When Luis Urías hit his second home run of the game in the sixth, the Brewers had scored 15 unanswered runs. The bullpen kept it that way, with five Milwaukee pitchers combining for 8 1/3 innings of scoreless relief. The last team to trail by at least seven runs and then win by at least seven runs was the Marlins against the Phillies on Aug. 23, 2019, when Miami trailed 7-0 and won 19-11. Wednesday marked only the sixth instance of a game like that since 1950.
But if you can believe it, the Brewers had actually done this before. On July 8, 1990, they had a 7-0 deficit against the Angels and came back with six runs in the fourth inning and a franchise-record 13 runs in the fifth on the way to a 20-7 win at County Stadium.
Here’s how Wednesday was different: According to Stats, Inc., it was the first game in the modern era (since 1901) to have both teams lead by at least seven runs by the fourth inning.
“We knew since the first inning that we were going to come back,” Adames said. “We had that feeling.”
“It was a weird feeling,” Peterson said. “Even when we got back in the dugout [after the top of the first inning], a few people were saying it, and you could tell that we were going to win the game. It was a pretty cool feeling from the beginning.”

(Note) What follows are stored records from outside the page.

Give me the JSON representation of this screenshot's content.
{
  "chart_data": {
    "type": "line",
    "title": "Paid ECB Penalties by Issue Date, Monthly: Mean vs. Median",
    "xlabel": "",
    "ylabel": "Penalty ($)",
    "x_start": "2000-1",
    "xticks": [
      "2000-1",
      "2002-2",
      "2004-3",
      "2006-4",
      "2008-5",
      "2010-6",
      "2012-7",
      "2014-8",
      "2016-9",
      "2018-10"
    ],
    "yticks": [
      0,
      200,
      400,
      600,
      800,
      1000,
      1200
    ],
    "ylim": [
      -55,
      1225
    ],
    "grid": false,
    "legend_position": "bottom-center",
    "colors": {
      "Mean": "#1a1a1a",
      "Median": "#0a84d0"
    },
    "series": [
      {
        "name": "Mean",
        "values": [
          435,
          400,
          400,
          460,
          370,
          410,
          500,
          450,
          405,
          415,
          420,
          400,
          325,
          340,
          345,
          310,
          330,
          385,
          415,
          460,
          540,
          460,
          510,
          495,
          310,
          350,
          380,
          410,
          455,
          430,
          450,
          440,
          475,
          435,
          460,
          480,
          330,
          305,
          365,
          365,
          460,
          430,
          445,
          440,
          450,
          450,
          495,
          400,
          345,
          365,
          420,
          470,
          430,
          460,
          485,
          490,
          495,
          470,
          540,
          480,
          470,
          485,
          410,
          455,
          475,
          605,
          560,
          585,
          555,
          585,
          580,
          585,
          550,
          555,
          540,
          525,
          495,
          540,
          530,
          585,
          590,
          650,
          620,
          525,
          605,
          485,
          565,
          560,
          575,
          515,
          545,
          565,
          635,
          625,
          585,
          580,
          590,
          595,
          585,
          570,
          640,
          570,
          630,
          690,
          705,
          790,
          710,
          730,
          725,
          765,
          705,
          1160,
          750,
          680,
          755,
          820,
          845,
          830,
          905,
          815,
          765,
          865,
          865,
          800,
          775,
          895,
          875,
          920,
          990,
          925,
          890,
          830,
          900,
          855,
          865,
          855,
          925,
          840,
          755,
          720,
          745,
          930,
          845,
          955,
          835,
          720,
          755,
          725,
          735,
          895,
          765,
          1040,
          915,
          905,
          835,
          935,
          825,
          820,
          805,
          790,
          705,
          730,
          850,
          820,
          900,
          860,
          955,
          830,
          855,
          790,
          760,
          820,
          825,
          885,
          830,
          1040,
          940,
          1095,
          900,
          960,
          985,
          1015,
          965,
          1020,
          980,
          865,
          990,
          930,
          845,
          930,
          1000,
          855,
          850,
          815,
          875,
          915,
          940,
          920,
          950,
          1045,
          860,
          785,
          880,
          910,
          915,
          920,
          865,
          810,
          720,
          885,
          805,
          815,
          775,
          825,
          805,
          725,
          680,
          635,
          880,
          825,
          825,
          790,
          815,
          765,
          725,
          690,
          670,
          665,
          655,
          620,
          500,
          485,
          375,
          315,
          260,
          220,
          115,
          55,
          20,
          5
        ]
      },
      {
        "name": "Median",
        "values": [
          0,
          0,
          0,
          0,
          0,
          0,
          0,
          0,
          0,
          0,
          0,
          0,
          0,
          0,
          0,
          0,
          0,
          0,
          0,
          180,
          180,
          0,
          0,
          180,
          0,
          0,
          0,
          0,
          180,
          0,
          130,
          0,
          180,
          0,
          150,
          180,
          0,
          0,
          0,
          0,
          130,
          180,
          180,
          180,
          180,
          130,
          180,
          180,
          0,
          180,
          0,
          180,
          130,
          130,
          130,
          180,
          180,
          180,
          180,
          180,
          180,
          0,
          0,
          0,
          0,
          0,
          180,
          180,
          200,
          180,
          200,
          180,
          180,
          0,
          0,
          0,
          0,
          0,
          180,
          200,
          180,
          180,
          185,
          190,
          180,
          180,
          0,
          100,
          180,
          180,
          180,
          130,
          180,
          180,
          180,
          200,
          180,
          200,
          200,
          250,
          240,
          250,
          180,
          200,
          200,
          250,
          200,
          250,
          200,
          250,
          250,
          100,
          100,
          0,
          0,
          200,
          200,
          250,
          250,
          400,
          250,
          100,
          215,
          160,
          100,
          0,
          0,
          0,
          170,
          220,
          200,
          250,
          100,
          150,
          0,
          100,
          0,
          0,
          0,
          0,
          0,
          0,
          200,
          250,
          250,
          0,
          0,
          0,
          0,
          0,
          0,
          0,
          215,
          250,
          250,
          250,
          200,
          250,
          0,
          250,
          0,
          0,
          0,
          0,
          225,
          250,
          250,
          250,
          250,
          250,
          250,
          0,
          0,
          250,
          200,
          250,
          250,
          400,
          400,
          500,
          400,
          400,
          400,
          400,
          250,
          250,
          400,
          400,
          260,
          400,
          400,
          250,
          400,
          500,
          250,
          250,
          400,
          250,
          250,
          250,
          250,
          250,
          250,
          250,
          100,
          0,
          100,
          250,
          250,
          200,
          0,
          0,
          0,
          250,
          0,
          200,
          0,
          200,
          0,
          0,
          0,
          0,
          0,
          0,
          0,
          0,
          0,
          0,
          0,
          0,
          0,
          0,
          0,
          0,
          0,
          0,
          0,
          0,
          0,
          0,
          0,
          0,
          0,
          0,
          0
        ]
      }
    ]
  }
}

“They scored seven runs in the first inning but the biggest challenge was to stay focused and fight every AB,” said Urías, who added, “Winning is fun.”
The Brewers have been doing a lot of winning lately:
• At 48-33, they reached the mathematical midpoint with a six-game lead over second-place Chicago in the National League Central for the largest margin of any of baseball’s current division leaders. The Brewers haven’t been this far atop the Central since July 1, 2014, when they had a 6 1/2-game cushion.
• They swept the Cubs for the first time since September 2017 at Wrigley Field and swept the Cubs in Milwaukee for the first time since April 2013.
• The Brewers are on an eight-game regular-season winning streak for the first time since the end of 2018, when they beat the Cubs at Wrigley in Game 163 to claim the division crown.
“You come into these series with division opponents and sweeps change the landscape pretty fast,” Brewers manager Craig Counsell said. “It happened to us against the Reds a couple of weeks ago. There’s a game tomorrow, though. There’s four games this weekend and it could change just as fast the other way.”
Of the Brewers’ breathing room in the division, Counsell said, “Look, nothing is decided. Nothing’s close. This goes to the last week of the season like every single year it does.”
The Brewers’ incredible comeback was necessitated by Ashby’s rough big league debut on a bullpen day for the Brewers, when everything that could possibly go wrong in the first inning, did.
Ashby’s first pitch was a ball, and he missed the zone with 21 of 39 pitches in all. The first four batters went single, single, walk, two-run single before Jake Marisnick hit a bouncer to shortstop that went right under Adames’ glove. There was a double steal, a wild pitch, two more walks (including one to the opposing pitcher, Jake Arrieta) and, after Ashby exited in favor of fellow rookie Miguel Sánchez, a broken-bat single for Patrick Wisdom that dropped into left-center field for two more runs and a 7-0 Cubs lead before Arrieta threw a pitch.
But it wasn’t over.
Counsell thought the biggest momentum swing back toward the Brewers was Urías’ two-run home run in the second inning to make it 7-3. Cubs manager David Ross thought it was earlier, when Arrieta issued a trio of walks in the first inning, including one to Peterson that forced in a run.
“They're waiting for a reason to give up when you give up seven in the first,” Ross said. “You can't put guys on base.”
After getting his usual post-outing arm care, Ashby returned to the dugout just in time for the Brewers’ go-ahead rally in the fourth inning.
“As bad as it went,” he said, “I did have fun.”